Creato il 18 ottobre 2017 da Ilgrillotalpa @IlGrillotalpa

Due anni fa (meno un mese) Lomu passava l’ultima palla. Un ricordo tutto da ascoltare

Tra un mese ricorre il secondo anniversario della morte del giocatore che ha cambiato il rugby dentro e fuori dal campo (o che per lo meno fa da simbolo a quel cambiamento) ma il prossimo 18 novembre saremo nel pieno marasma dei test-match, quindi Il Grillotalpa gioca d’anticipo e ricorre a un programma radiofonico di Radio Due che si chiama “Ettore”…

Il 18 novembre 2015 a Auckland si spegneva per sempre Jonah Lomu.

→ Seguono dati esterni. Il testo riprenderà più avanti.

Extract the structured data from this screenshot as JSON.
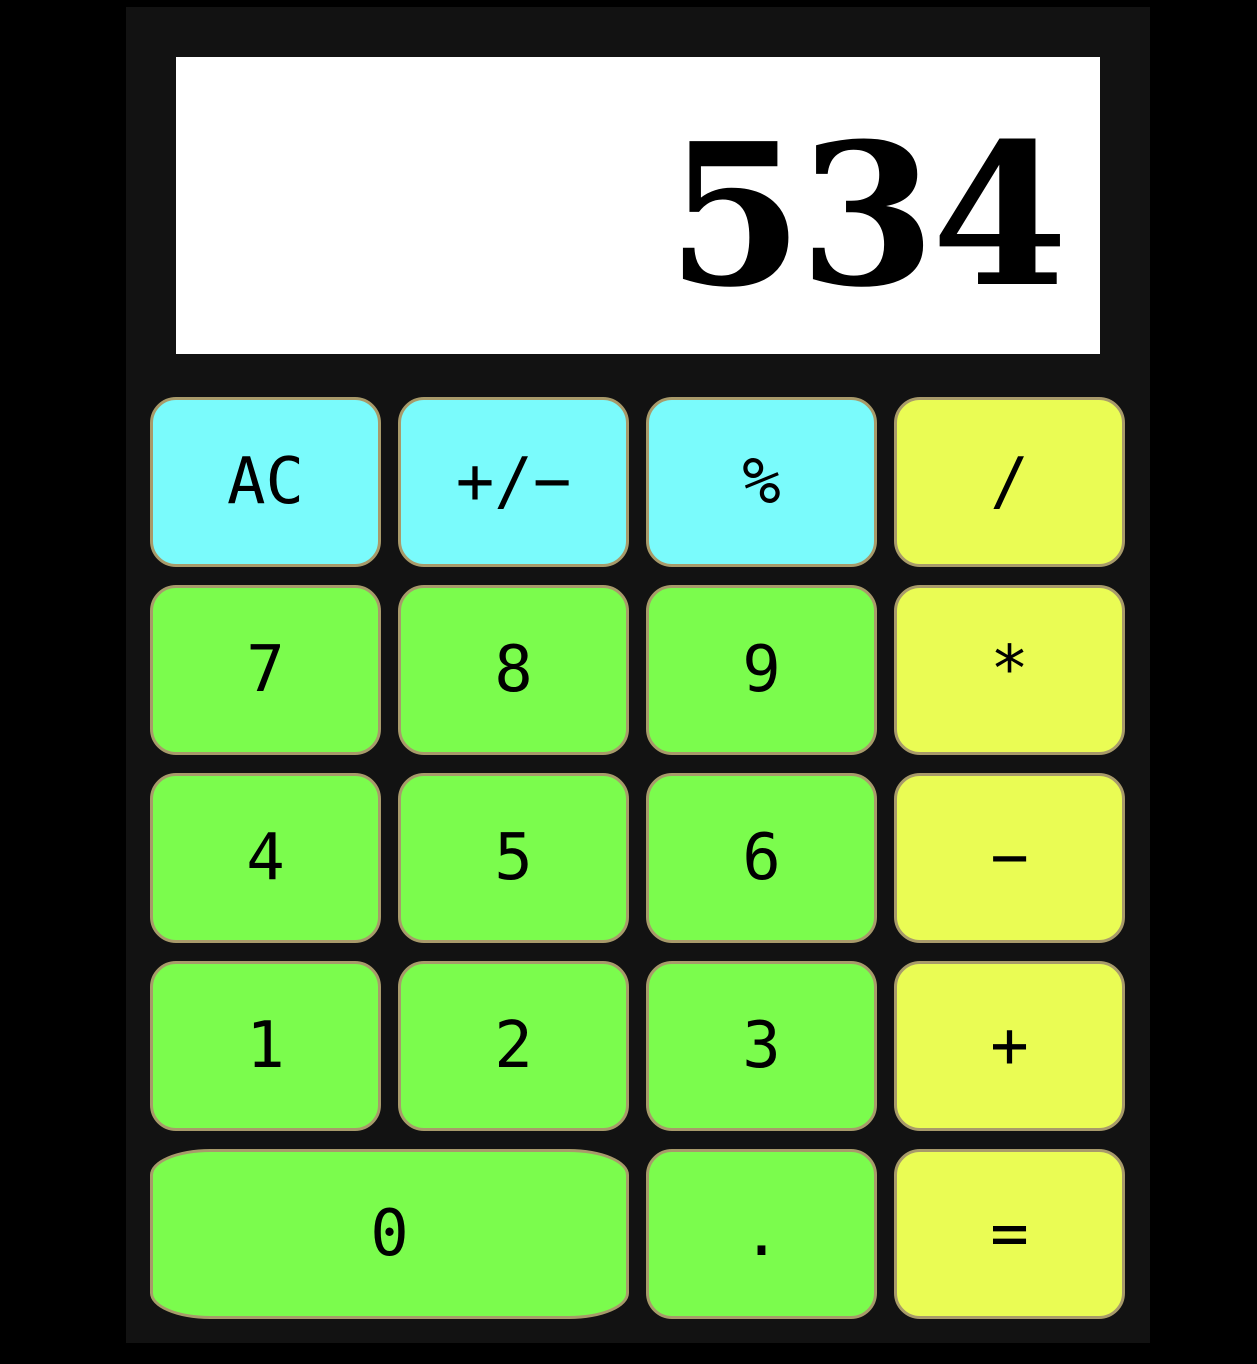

Un anno e 11 mesi fa, spaccati. Lo so, il vero anniversario è tra un mese da oggi, ma il 18 novembre prossimo l’Italia affronterà a Firenze l’Argentina in un test-match molto importante. Quel giorno oltretutto si giocheranno in giro per l’Europa altre gare interessanti come Galles-Georgia o Irlanda-Fiji, per non parlare di sfide del calibro di Inghilterra-Australia, Scozia-All Blacks e Francia-Sudafrica. Spazio per ricordare il giocatore più iconico e uno dei più forti dell’intera storia del rugby ce ne sarà davvero poco. Quindi ho deciso di anticipare il tutto a oggi.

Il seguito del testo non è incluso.